Antes de entrarem, Antônio mostrou-lhe a fachada da casa, as grades, o pequeno parapeito no segundo andar, sob o qual havia insuspeitos relevos.

- A maioria das pessoas jamais teria a idéia de olhar para cima, mas os construtores prepararam esse pequeno presente para o sortudo que tivesse essa visão privilegiada. – explicava Antônio, com indisfarçável entusiasmo. É tudo uma obra-prima, das linhas arquitetônicas aos pequenos detalhes.

Então entraram e percorreram a sala, a copa, os quartos... Antonio mostrava tudo e gabava-se da rapidez com que havia terminado a reforma.

Ele deixou por último um quarto no segundo andar. Era fechado à chave e Antonio trazia a chave na cintura.

- O que vou mostrar a você, poucas pessoas já viram. Nem sei porque vou mostrar-lhe. Talvez porque eu saiba que você é uma das poucas pessoas capazes de compreender.

Era um quarto vazio, exceto por uma mesa e, sobre ela, um relógio antigo, de madeira.

- E então? – perguntou Marcos.

- E então? – espantou-se Antônio, como se o outro não conseguisse ver o óbvio. O relógio!

- Parece ser uma raridade, mas não compreendo porque todo esse mistério... você o comprou há pouco tempo?

- Não, há mais de dois meses...

Marcos franziu o cenho.

- Então não é uma relíquia. Há dois meses você era tão pobre quanto eu.

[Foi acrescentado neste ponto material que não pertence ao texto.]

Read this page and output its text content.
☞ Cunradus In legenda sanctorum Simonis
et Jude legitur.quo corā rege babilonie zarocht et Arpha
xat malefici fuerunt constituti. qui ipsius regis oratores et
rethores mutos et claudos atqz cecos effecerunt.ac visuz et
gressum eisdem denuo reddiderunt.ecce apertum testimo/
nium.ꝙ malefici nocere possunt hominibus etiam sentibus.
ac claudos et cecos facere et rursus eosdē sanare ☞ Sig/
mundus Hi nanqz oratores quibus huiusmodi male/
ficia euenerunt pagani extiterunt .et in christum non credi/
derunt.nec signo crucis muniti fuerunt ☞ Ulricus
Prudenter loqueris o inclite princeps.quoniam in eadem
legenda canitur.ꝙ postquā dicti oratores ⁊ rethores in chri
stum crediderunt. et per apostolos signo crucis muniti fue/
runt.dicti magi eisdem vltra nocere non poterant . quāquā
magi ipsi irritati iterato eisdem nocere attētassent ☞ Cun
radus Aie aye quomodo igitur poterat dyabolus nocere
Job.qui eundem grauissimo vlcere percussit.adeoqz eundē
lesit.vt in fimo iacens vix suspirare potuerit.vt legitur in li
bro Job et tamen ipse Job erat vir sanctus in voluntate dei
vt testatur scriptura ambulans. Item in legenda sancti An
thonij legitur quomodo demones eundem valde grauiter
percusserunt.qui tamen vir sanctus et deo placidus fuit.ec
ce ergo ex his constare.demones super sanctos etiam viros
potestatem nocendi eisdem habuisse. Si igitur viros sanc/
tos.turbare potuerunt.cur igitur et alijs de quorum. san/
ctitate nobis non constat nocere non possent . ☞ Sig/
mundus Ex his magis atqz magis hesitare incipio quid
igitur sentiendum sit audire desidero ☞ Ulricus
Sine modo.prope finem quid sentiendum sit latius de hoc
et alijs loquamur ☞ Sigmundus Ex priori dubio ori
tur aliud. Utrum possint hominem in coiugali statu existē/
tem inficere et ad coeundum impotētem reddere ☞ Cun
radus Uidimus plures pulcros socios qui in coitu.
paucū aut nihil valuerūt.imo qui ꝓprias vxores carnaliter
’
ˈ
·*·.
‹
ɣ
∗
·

- Na verdade, esse relógio é a razão pela qual hoje eu tenho tanto dinheiro...

- Como assim?

Marcos aproximou-se e tocou o objeto.

- Como assim?

- O tempo é a chave. Ou pelo menos a noção que temos de tempo. Newton achava que o tempo era um valor absoluto. Ou seja, ele permaneceria o mesmo em todos os locais e situações. Ele caminharia da mesma maneira, estivesse você em Marte ou no quintal de sua casa....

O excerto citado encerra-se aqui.